The perfect ingredient for the making of a superb seer is a petty tyrant with unlimited prerogatives. Seers have to go to extremes to find a worthy one. Most of the time they have to be satisfied with very small fry. Then warriors develop a strategy using the four attributes of warriorship: control, discipline, forbearance, and timing.

On the path of knowledge there are four steps. The first step is the decision to become apprentices. After the apprentices change their views about themselves and the world they take the second step and become warriors, which is to say, beings capable of the utmost discipline and control over themselves. The third step, after acquiring forbearance and timing, is to become men of knowledge. When men of knowledge learn to see they have taken the fourth step and have become seers.

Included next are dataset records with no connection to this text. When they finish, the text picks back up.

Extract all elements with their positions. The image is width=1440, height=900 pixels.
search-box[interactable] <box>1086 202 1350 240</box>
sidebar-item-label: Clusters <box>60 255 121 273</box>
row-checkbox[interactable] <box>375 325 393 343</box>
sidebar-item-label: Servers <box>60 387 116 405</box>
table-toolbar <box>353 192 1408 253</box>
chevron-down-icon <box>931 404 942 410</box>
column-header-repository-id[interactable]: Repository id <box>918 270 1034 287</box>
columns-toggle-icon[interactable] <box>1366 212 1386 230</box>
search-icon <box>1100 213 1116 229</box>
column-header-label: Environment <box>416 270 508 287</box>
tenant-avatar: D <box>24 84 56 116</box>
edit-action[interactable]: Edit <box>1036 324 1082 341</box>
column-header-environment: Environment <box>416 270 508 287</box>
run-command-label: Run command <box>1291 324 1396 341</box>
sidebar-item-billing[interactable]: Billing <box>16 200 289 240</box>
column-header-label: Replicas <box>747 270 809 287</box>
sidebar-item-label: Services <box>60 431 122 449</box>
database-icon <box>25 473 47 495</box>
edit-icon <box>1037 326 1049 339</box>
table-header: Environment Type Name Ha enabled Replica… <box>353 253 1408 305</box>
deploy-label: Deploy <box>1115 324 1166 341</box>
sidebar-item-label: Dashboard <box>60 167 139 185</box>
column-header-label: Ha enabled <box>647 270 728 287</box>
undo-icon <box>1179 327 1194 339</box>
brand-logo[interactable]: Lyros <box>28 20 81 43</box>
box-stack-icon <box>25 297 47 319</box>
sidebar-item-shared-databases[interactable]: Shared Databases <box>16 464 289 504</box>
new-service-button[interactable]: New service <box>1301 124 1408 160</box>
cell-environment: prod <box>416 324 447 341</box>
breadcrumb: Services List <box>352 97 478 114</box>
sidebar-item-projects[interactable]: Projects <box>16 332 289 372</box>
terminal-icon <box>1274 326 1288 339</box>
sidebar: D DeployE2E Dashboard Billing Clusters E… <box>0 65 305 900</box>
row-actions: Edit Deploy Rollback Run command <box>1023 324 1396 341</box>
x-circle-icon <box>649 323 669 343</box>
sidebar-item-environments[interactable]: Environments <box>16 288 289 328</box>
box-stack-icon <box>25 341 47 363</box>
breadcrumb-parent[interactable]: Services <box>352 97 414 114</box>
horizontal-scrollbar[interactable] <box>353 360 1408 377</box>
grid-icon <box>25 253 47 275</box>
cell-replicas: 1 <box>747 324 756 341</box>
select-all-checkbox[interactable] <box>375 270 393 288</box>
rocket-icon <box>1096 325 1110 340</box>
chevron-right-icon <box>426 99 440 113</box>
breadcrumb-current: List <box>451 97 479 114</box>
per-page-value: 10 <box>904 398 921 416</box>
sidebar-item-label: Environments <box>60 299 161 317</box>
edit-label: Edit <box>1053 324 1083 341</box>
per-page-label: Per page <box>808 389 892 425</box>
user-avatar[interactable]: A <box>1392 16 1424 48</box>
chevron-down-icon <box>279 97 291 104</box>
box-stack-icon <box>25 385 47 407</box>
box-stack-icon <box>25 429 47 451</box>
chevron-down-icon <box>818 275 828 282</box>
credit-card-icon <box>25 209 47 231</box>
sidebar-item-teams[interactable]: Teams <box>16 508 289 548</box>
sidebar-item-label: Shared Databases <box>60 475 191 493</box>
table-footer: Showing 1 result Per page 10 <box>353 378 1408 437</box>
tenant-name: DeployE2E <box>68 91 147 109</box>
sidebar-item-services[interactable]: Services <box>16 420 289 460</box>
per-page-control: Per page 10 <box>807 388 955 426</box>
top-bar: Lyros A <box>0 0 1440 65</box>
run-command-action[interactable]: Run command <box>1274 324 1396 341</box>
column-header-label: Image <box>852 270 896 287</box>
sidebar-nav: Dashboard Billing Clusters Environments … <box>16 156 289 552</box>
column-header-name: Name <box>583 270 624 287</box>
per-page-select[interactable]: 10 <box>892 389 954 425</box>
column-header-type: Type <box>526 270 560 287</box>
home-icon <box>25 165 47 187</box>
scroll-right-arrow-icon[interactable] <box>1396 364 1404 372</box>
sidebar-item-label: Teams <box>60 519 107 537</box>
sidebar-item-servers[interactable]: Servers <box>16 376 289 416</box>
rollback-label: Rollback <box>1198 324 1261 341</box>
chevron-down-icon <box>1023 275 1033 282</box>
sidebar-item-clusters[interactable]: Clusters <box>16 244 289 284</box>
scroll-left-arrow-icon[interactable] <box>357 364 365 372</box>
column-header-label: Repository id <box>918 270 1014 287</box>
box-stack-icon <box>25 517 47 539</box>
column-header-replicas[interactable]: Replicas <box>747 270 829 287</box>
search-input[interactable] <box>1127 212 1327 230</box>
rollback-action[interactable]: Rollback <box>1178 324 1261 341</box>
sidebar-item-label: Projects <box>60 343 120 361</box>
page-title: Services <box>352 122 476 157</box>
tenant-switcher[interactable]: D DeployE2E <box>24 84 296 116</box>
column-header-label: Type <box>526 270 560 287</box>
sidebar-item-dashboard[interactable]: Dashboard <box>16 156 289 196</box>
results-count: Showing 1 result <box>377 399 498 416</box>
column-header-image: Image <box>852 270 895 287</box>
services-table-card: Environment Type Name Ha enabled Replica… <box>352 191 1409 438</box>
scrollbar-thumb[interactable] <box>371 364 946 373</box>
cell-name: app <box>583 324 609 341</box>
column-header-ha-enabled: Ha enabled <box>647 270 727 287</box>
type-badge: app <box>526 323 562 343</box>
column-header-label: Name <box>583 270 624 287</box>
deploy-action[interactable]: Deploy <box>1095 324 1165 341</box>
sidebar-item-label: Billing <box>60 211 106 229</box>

Control and discipline refer to an inner state. A warrior is self-oriented, not in a selfish way but in the sense of a total examination of the self.

Forbearance and timing are not quite an inner state. They are in the domain of the man of knowledge.

The idea of using a petty tyrant is not only for perfecting the warrior’s spirit, but also for enjoyment and happiness. Even the worst tyrants can bring delight, provided, of course, that one is a warrior.

The mistake average men make in confronting petty tyrants is not to have a strategy to fall back on; the fatal flaw is that average men take themselves too seriously; their actions and feelings, as well as those of the petty tyrants, are all-important. Warriors, on the other hand, not only have a well-thought-out strategy, but are free from self-importance. What restrains their self-importance is that they have understood that reality is an interpretation we make.

Petty tyrants take themselves with deadly seriousness while warriors do not. What usually exhausts us is the wear and tear on our self-importance. Any man who has an iota of pride is ripped apart by being made to feel worthless.

To tune the spirit when someone is trampling on you is called control. Instead of feeling sorry for himself a warrior immediately goes to work mapping the petty tyrant’s strong points, his weaknesses, his quirks of behavior.

To gather all this information while they are beating you up is called discipline. A perfect petty tyrant has no redeeming feature.

Forbearance is to wait patiently–no rush, no anxiety–a simple, joyful holding back of what is due.